L’Exposition universelle internationale de 1889 à Paris

La quatrième Exposition universelle organisée en France célébra le centenaire de la Révolution française. 1889 fut une année décisive, selon l’expression de Maurice Agulhon, pour une France républicaine qui retrouvait sa place parmi les grandes puissances. Cette manifestation peut être considérée comme une campagne massive du gouvernement et de la Ville de Paris pour l’exaltation des valeurs républicaines. Avant de devenir « conservatrice », la nouvelle république montra le résultat de ses années fondatrices : ayant bâti un empire colonial conséquent, elle a fait oublier l’invasion prussienne et la Commune, a surmonté une crise économique profonde et se montre toujours capable d’offrir au monde les fruits de ses multiples talents artistiques.
L’architecture, placée sous la direction technique de Jean-Charles Alphand, fut le moyen d’illustrer ce discours officiel. Le résultat fut – comme à chaque exposition – tout à la fois, féerique, populaire, moderne et controversé.

Analyse des images

Le dôme central

Sur des projets de Joseph Bouvard (architecte de la Ville, collaborateur régulier d’Alphand), le « dôme central » fut édifié sur l’axe majeur du Champ-de-Mars, ponctuant le fond du jardin en vis-à-vis de la tour Eiffel. Il donnait accès aux galeries des « Industries diverses » mais surtout à la « galerie de 30 mètres » qui menait au spectaculaire palais des Machines. Le dôme devint l’articulation principale entre les divers bâtiments de l’Exposition ; ne servant pas à la présentation d’œuvres, il était destiné, selon Alphand, « à frapper l’imagination du visiteur, à servir, en quelque sorte, de frontispice aux splendeurs qui allaient se dérouler sous ses yeux[1] ».

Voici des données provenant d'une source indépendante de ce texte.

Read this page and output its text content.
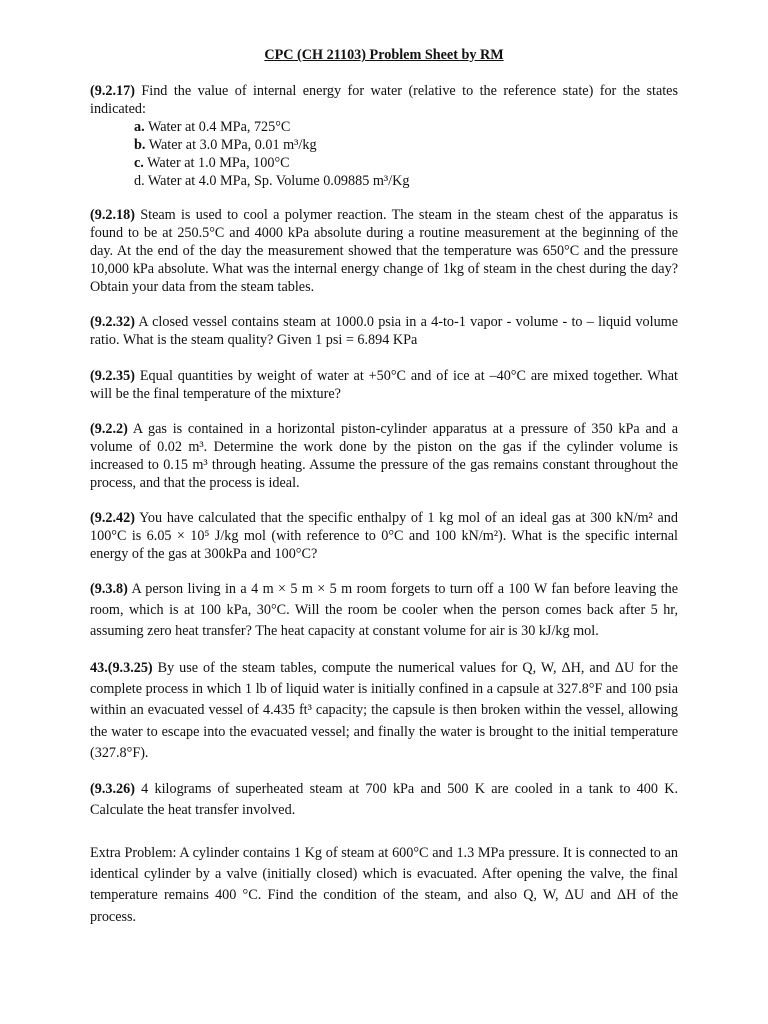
CPC (CH 21103) Problem Sheet by RM

(9.2.17) Find the value of internal energy for water (relative to the reference state) for the states indicated:

a. Water at 0.4 MPa, 725°C
b. Water at 3.0 MPa, 0.01 m³/kg
c. Water at 1.0 MPa, 100°C
d. Water at 4.0 MPa, Sp. Volume 0.09885 m³/Kg

(9.2.18) Steam is used to cool a polymer reaction. The steam in the steam chest of the apparatus is found to be at 250.5°C and 4000 kPa absolute during a routine measurement at the beginning of the day. At the end of the day the measurement showed that the temperature was 650°C and the pressure 10,000 kPa absolute. What was the internal energy change of 1kg of steam in the chest during the day? Obtain your data from the steam tables.

(9.2.32) A closed vessel contains steam at 1000.0 psia in a 4-to-1 vapor - volume - to – liquid volume ratio. What is the steam quality? Given 1 psi = 6.894 KPa

(9.2.35) Equal quantities by weight of water at +50°C and of ice at –40°C are mixed together. What will be the final temperature of the mixture?

(9.2.2) A gas is contained in a horizontal piston-cylinder apparatus at a pressure of 350 kPa and a volume of 0.02 m³. Determine the work done by the piston on the gas if the cylinder volume is increased to 0.15 m³ through heating. Assume the pressure of the gas remains constant throughout the process, and that the process is ideal.

(9.2.42) You have calculated that the specific enthalpy of 1 kg mol of an ideal gas at 300 kN/m² and 100°C is 6.05 × 10⁵ J/kg mol (with reference to 0°C and 100 kN/m²). What is the specific internal energy of the gas at 300kPa and 100°C?

(9.3.8) A person living in a 4 m × 5 m × 5 m room forgets to turn off a 100 W fan before leaving the room, which is at 100 kPa, 30°C. Will the room be cooler when the person comes back after 5 hr, assuming zero heat transfer? The heat capacity at constant volume for air is 30 kJ/kg mol.

43.(9.3.25) By use of the steam tables, compute the numerical values for Q, W, ΔH, and ΔU for the complete process in which 1 lb of liquid water is initially confined in a capsule at 327.8°F and 100 psia within an evacuated vessel of 4.435 ft³ capacity; the capsule is then broken within the vessel, allowing the water to escape into the evacuated vessel; and finally the water is brought to the initial temperature (327.8°F).

(9.3.26) 4 kilograms of superheated steam at 700 kPa and 500 K are cooled in a tank to 400 K. Calculate the heat transfer involved.

Extra Problem: A cylinder contains 1 Kg of steam at 600°C and 1.3 MPa pressure. It is connected to an identical cylinder by a valve (initially closed) which is evacuated. After opening the valve, the final temperature remains 400 °C. Find the condition of the steam, and also Q, W, ΔU and ΔH of the process.
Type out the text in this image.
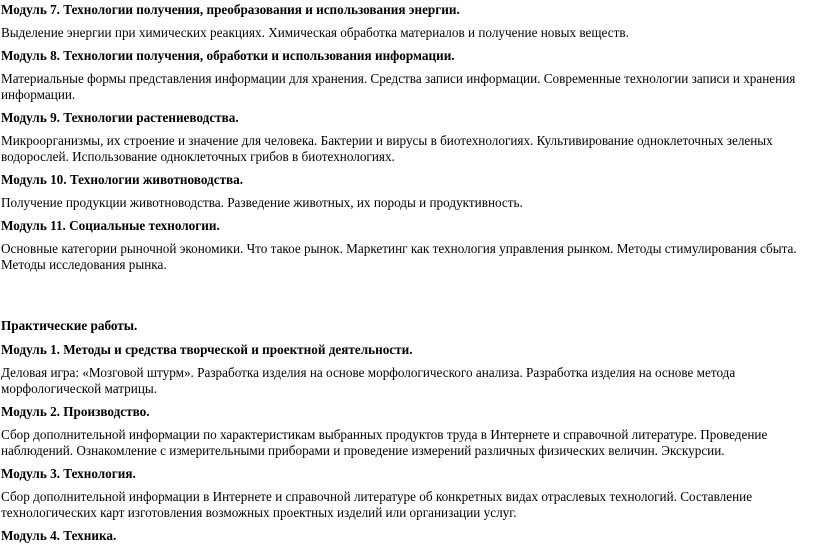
Модуль 7. Технологии получения, преобразования и использования энергии.
Выделение энергии при химических реакциях. Химическая обработка материалов и получение новых веществ.
Модуль 8. Технологии получения, обработки и использования информации.
Материальные формы представления информации для хранения. Средства записи информации. Современные технологии записи и хранения информации.
Модуль 9. Технологии растениеводства.
Микроорганизмы, их строение и значение для человека. Бактерии и вирусы в биотехнологиях. Культивирование одноклеточных зеленых водорослей. Использование одноклеточных грибов в биотехнологиях.
Модуль 10. Технологии животноводства.
Получение продукции животноводства. Разведение животных, их породы и продуктивность.
Модуль 11. Социальные технологии.
Основные категории рыночной экономики. Что такое рынок. Маркетинг как технология управления рынком. Методы стимулирования сбыта. Методы исследования рынка.
Практические работы.
Модуль 1. Методы и средства творческой и проектной деятельности.
Деловая игра: «Мозговой штурм». Разработка изделия на основе морфологического анализа. Разработка изделия на основе метода морфологической матрицы.
Модуль 2. Производство.
Сбор дополнительной информации по характеристикам выбранных продуктов труда в Интернете и справочной литературе. Проведение наблюдений. Ознакомление с измерительными приборами и проведение измерений различных физических величин. Экскурсии.
Модуль 3. Технология.
Сбор дополнительной информации в Интернете и справочной литературе об конкретных видах отраслевых технологий. Составление технологических карт изготовления возможных проектных изделий или организации услуг.
Модуль 4. Техника.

Béroud montre ce vestibule vu depuis la « galerie de 30 mètres ». Le premier plan laisse deviner quelques-unes des pièces présentées dans cette «  grande avenue de l’industrie nationale[2] ». La monumentale arcade qui la sépare du dôme comporte une coursive qui permet aux visiteurs de faire tout le tour du pavillon et forme un balcon d’où ils ont une vue d’ensemble sur la galerie comme, à l’opposé, sur la perspective du Champ-de-Mars visible à travers le mur de verre qui ferme le dôme du côté de la tour Eiffel – que le peintre laisse deviner au fond de sa composition.
Au tambour du dôme, les peintres Lavastre et Carpezat ont représenté le défilé des nations qui ont répondu à l’invitation de la France, conseillée par la Paix, le Progrès, le Travail et la Science.
Les couleurs chaudes du tableau de Béroud évoquent le somptueux décor du dôme, très marqué par l’orientalisme, qui eut abondamment recours à la dorure (verrières de la coupole, fond de la frise du tambour, ornements divers…).

Interprétation

Le rendez-vous avec la modernité ?

L’exposition de 1889 consacra le triomphe de l’architecture métallique, « proclamant la modernité de la France industrielle parvenue au faîte de sa puissance[3] ». Aux côtés de l’exceptionnelle salle des Machines, le dôme central participa à ce succès et connut les faveurs du public par son « luxe lourd et voyant[4] ».
Mais, si la structure relevait d’une maîtrise remarquable de l’art de la charpenterie métallique, le décor appartenait au répertoire conventionnel, généreusement imprégné du style de Charles Garnier. « C’est le triomphe de la mosaïque, de la faïence, de la brique émaillée, du fer peint en chocolat beurré et en bleu ; c’est l’affirmation de la polychromie la plus ardente ; c’est lourd et criard, emphatique et mesquin[5] »
À la différence de Formigé pour les palais des Beaux-Arts et des Arts libéraux, Bouvard n’a pas su donner au dôme un décor qui allât avec la modernité de sa structure. En ne considérant pas le métal comme l’élément constitutif et déterminant de son architecture, en le traitant comme la pierre, il ne s’est pas ouvert à la modernité que ses confrères dévoilaient à ses côtés. À l’image d’une IIIe République trop sûre d’elle ?
Cependant, ce carrefour de l’Exposition était devenu l’endroit mondain que Béroud choisit pour montrer, grâce à des figures types – dames, militaires, Français des colonies… – une France élégante et sûre d’elle, internationale et raffinée.

Bibliographie

Jean-Charles Adolphe AlphandExposition universelle de 1889 à Paris. MonographieParis, Mengès-Éditions du Patrimoine, 1892-1895.
Pascal OryL’expo universelleBruxelles, Complexe, 1989.
Catalogue de l’exposition1889. La tour Eiffel et l’exposition universelleParis, musée d’Orsay, 1989

Notes

1. Jean-Charles Adolphe Alphand, Exposition universelle de 1889 à Paris. Monographie, p. 383.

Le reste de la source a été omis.